An electrical device that transforms electrical energy into mechanical energy is an electric motor. The majority of electric motors work by creating force in the form of torque imparted to the motor shaft through the interplay of the magnetic field of the motor and electric current in a wire winding. Although an electric generator and an electric motor are technically equivalent, an electric generator uses a reversed power flow to transform mechanical energy into electrical energy.

Components of Motors

Stator coil

The primary parts of the electric motor are located in the stator. since the performance of the motor will directly be impacted by this component. The primary axis is surrounded by a static copper coil called the stator. The stator’s job is to produce a magnetic field all around the rotor.

Rotor coil

The resultant spin increases with the number of rotor rotations as well as the stator coil. copper that is widely used and has a tiny diameter. Even though it necessitates a lengthy wire length, the goal is to increase the number of windings.

Main Shaft

A metal part called the main shaft extends and can be used to attach other parts. This shaft’s component, in addition to the coil rotor, also has a driving pulley. The primary shaft is often composed of aluminium, which resists rust.

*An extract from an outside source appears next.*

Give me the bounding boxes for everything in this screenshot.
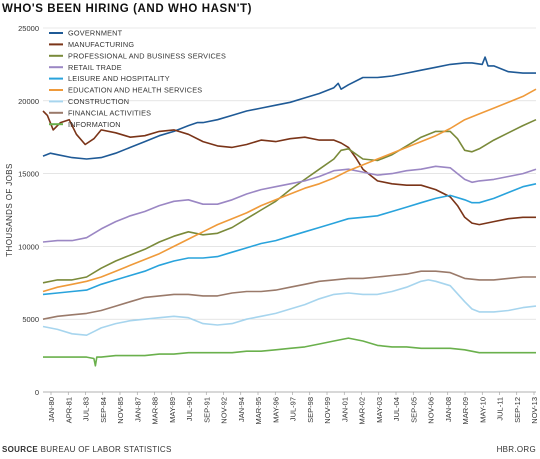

A copper brush will be used to link a coil rotor and a lithium current source. A tiny rotor at the main rotor’s end holds this brush in place. Even if the rotor is rotating, friction will cause the current to flow in the same direction.

Pulley Drive

This element is situated at the main shaft’s external end. Its job is to transmit the spinning of the motor to other parts. This part often takes the shape of a gear or pulley and is prepared to be attached to other parts that need to be driven by this motor.

Motor Housing

An iron plate is used to cover all sections of the electric motor on the outside of the electric motor. Furthermore, motor housing protects us as users of very high rotation rotors.